I knew you were meant to be like that silver stallion
just a touch of sadness in his fingers
and with my weak breath
I breathed a prayer over you:
a thank-you so silent
I hope it heals you: still.

I hope your skin will absorb the truth, slowly,
like water and like blood
we can dissolve into the blessing
of a perfectly timed friendship.

Friday, October 15, 2010

Hannah Veak

I think that somewhere along the way we turned into good women.

It has been more than a pleasure to experience the last 4 years with you.
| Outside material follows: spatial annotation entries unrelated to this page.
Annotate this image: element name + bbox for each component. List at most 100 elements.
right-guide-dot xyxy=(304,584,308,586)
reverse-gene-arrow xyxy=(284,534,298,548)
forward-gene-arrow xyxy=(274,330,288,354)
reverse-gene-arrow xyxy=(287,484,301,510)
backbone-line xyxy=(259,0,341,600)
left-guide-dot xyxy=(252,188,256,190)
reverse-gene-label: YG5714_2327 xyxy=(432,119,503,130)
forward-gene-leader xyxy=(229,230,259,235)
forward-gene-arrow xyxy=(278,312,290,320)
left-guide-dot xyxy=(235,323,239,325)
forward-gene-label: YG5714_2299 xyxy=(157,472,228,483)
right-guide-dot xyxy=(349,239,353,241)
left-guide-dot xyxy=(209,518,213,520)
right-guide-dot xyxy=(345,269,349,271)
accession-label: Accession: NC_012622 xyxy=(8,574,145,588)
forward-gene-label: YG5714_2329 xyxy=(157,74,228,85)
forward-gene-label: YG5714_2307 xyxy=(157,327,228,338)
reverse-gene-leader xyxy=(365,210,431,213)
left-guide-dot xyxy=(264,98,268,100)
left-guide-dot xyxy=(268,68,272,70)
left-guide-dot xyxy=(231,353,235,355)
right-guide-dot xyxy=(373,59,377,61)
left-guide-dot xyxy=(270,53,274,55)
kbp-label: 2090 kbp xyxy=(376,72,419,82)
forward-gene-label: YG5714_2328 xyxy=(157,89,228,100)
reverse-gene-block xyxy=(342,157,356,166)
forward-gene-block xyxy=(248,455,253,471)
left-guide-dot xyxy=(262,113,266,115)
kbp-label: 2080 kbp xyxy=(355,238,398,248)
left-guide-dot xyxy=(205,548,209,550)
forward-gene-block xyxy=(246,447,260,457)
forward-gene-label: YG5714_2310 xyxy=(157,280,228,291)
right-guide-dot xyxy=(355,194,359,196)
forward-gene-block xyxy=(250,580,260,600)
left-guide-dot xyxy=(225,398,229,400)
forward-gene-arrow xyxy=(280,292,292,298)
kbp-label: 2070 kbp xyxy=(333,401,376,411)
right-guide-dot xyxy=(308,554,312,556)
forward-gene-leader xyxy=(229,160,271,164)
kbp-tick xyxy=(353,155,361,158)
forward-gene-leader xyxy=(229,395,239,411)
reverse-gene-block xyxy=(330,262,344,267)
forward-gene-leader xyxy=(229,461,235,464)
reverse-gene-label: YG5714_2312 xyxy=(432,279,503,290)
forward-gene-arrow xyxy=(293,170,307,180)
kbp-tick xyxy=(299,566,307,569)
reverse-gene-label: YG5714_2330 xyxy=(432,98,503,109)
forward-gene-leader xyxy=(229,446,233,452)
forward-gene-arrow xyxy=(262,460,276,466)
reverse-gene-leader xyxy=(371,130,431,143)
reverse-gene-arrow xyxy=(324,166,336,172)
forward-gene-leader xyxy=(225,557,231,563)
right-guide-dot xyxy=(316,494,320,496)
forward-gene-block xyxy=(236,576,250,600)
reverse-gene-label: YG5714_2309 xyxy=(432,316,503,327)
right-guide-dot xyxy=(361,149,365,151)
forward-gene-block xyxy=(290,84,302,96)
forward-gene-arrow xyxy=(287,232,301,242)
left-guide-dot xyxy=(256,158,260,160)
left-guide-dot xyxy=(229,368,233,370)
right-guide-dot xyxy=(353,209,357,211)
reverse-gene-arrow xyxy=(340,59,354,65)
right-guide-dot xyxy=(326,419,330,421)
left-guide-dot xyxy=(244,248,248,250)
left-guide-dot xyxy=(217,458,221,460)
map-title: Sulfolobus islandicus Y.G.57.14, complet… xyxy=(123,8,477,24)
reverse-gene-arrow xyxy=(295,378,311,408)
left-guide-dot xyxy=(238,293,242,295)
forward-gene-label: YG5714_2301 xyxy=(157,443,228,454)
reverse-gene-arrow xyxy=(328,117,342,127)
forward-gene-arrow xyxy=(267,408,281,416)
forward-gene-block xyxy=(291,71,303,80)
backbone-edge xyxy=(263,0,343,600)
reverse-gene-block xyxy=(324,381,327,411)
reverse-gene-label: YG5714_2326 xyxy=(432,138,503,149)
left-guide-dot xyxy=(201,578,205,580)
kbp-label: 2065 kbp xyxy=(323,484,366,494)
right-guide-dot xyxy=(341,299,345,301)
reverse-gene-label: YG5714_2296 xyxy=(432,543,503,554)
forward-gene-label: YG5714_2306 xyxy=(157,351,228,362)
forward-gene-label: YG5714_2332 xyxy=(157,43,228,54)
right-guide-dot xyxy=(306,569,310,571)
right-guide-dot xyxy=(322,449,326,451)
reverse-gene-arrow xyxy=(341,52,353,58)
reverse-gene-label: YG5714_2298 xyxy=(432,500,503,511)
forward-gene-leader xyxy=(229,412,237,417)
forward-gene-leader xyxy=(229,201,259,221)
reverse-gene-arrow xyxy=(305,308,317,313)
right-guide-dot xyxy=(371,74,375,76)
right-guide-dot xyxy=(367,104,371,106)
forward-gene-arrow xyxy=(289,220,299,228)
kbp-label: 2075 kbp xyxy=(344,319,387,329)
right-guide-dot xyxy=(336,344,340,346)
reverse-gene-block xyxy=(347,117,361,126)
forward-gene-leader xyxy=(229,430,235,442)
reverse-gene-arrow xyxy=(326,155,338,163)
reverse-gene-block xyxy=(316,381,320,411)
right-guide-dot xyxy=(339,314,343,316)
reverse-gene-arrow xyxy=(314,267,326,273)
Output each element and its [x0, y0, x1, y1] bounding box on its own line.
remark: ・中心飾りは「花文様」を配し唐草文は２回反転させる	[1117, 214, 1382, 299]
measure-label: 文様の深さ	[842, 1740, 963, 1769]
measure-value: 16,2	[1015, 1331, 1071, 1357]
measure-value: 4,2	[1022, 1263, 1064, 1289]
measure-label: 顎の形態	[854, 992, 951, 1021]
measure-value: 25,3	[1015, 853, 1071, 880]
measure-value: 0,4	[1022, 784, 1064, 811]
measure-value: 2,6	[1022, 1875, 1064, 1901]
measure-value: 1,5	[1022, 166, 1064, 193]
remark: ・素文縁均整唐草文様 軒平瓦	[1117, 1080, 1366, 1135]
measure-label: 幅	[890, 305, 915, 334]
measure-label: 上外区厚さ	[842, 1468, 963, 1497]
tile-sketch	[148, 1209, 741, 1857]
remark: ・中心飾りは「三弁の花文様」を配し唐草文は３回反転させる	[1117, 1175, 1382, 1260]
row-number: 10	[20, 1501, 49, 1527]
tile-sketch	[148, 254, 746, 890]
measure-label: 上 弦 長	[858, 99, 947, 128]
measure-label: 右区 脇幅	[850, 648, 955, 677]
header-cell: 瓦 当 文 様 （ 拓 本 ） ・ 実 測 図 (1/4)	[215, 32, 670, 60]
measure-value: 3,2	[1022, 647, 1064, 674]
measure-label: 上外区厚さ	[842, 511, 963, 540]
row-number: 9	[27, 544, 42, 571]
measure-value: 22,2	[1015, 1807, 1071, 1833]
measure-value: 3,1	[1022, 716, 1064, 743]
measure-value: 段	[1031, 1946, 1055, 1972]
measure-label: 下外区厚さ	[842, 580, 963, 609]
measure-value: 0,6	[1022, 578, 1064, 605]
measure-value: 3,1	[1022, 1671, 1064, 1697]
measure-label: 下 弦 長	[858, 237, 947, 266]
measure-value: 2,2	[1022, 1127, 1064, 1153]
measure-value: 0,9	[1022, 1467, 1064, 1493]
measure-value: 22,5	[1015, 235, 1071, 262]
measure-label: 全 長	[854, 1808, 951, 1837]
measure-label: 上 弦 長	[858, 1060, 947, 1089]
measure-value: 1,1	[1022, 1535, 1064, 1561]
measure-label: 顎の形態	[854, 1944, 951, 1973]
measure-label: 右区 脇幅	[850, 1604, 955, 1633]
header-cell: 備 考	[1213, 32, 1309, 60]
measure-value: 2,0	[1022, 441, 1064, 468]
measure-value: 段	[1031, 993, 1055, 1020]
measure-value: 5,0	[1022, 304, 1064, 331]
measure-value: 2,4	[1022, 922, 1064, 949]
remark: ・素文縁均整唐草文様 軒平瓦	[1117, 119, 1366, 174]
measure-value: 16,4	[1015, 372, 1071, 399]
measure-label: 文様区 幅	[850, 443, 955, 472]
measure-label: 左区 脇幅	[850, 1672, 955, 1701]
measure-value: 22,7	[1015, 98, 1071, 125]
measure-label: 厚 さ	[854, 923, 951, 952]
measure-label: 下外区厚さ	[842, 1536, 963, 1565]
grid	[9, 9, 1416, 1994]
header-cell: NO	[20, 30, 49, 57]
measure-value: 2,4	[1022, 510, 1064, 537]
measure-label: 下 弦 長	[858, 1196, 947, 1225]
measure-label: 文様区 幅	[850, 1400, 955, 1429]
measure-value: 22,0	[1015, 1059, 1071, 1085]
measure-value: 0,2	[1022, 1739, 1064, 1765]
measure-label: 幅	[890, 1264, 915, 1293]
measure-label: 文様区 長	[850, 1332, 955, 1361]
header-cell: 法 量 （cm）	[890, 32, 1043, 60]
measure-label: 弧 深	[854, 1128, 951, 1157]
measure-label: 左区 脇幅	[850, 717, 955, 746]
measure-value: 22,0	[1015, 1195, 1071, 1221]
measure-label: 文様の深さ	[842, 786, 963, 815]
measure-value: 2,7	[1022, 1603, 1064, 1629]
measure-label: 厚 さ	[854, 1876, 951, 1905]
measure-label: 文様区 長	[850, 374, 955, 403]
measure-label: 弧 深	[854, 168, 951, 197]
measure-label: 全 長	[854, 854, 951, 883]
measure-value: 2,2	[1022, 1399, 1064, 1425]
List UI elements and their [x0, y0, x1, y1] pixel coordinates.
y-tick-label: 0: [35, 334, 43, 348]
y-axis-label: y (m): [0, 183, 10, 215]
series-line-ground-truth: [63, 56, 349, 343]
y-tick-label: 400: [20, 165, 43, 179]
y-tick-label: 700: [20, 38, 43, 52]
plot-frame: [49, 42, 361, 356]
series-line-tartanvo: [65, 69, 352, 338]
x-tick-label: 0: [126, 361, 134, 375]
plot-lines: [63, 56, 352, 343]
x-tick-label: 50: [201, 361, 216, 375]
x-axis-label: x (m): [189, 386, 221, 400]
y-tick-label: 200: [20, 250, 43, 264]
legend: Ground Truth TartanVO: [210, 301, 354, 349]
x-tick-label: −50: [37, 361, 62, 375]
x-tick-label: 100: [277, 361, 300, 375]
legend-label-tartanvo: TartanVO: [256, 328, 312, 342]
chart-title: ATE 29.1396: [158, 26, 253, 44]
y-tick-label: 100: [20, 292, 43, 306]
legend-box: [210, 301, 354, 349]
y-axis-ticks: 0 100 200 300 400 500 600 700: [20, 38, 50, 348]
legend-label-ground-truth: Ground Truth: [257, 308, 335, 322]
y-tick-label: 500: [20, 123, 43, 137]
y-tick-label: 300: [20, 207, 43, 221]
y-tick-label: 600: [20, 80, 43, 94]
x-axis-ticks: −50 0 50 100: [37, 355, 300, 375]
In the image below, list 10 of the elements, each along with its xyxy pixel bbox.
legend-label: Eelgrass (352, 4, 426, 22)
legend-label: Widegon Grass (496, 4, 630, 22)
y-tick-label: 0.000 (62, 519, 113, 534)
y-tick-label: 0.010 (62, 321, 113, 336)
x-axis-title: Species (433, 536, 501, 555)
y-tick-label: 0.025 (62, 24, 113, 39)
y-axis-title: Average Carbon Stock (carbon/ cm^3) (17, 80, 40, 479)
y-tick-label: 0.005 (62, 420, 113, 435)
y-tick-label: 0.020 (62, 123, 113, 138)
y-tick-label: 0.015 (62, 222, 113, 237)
You are my best friend, and I love you, Hannah Veak.

Chin up.
Chest out.

<3
The not careful one




-- Photo by Rachel Jonas

Monday, September 27, 2010

Milk and Moon

A woman is one kind of creature
in the coolness of the porch
another species in the kettle steam
the brown heat of the kitchen
and a third in the dimly lit bedroom
You have many names for these changes
still she thrusts
her chin up
proudly
for the many layers, peels, phases,
cocentric circles, lunar cycles, spheres, spaces,
dirty sinew, ripped laces, mixed metals, bloody rags, cut bread,
old snow, rusty leaves, powdered shadows, wide ranges.

--Dedicated to Stacey Cope

Sunday, September 19, 2010

Potato Grace


Poetry comes to me through the potatoes.
My head grows sane with each stroke
of the knife
through the rough, pulling skin,
translucent white tuber.

I pour the salt and think of God,
asking him to close every door
and let me be alone
at the cutting board:

A place
where there is no insecurity
no fear
no jealousy

Just a small task,
and peace in that.

Marge Piercy

Now I get coarse when abstract nouns start flashing.
I go out to the kitchen to talk cabbages and habits.
I try hard to remember to watch what people do.



-- "In the Men's Room(s)"

Pregnancy Test

You loved him as his mother always told him
he deserved to be loved.
Now love yourself.


Her round belly withers, whittled
dry down to the roots,
and less than a life
lies beneath cold mud.

Starving,
She smears cold butter on sourdough.
As his truck pulls away,
she is comforted by the absence of a stranger
and eats breakfast alone.

Words can steal dreams
from underneath the moon.
She will curse the day
his fingers opened wide
the sweetness, like a snow-cone,
now:
left to melt,
now - polluted, salty as the sea.

After pulling on thin jeans
and washing her face in the dirty sink,
she leaves guilt -small, plastic, and negative-
on the table
and is gone forever.

Until the periods
between death
and resurrection
pass
she will dream
- slowly -
of growing back
as sleek and fat,
an aloe plant.

Tuesday, September 14, 2010

Recipe: for sisters








Sister: You have two claws
and a beak where there used to be a mouth
-- black beady eyes and a red nose.
You want to slit open his guts
with the sharp edge
of each word.

Sister: You have a popped
blood vessel in your right eye
and your head in a ceramic bowl.
You're far away from us
and drowsy, head drooping
like a small child sitting
too long in the sun.

Sister: You are stuck in the middle
of someone else's crusted-black lung,
your problems like flies
around your glorious crown.

Sister: You have a bare brown arm in the moonlight,
and you hear a soft echo--
Do you miss it?
Creeping slowly into your bed
is a memory of bird noises made in the kitchen.
Closed eyes block out the silence
and a confession that was stuck, I'm sure, on the tip of a tongue --
but you left that love on the porch.

By the pure power of our imagination we:
dreamed all evil men good
thought bad things about our bodies
and supposed we could save lost souls.

We were trapped
in the seedy under-belly
of the bible belt.

But now, quietly waging a war to be free,
we slip out of town
one by one,
and our soft, scarred arms
quiver
as we put down the weights.

This is the grit that grinds the pearl.
This is the wind that waxes the world.
This is the worm that undoes the fact.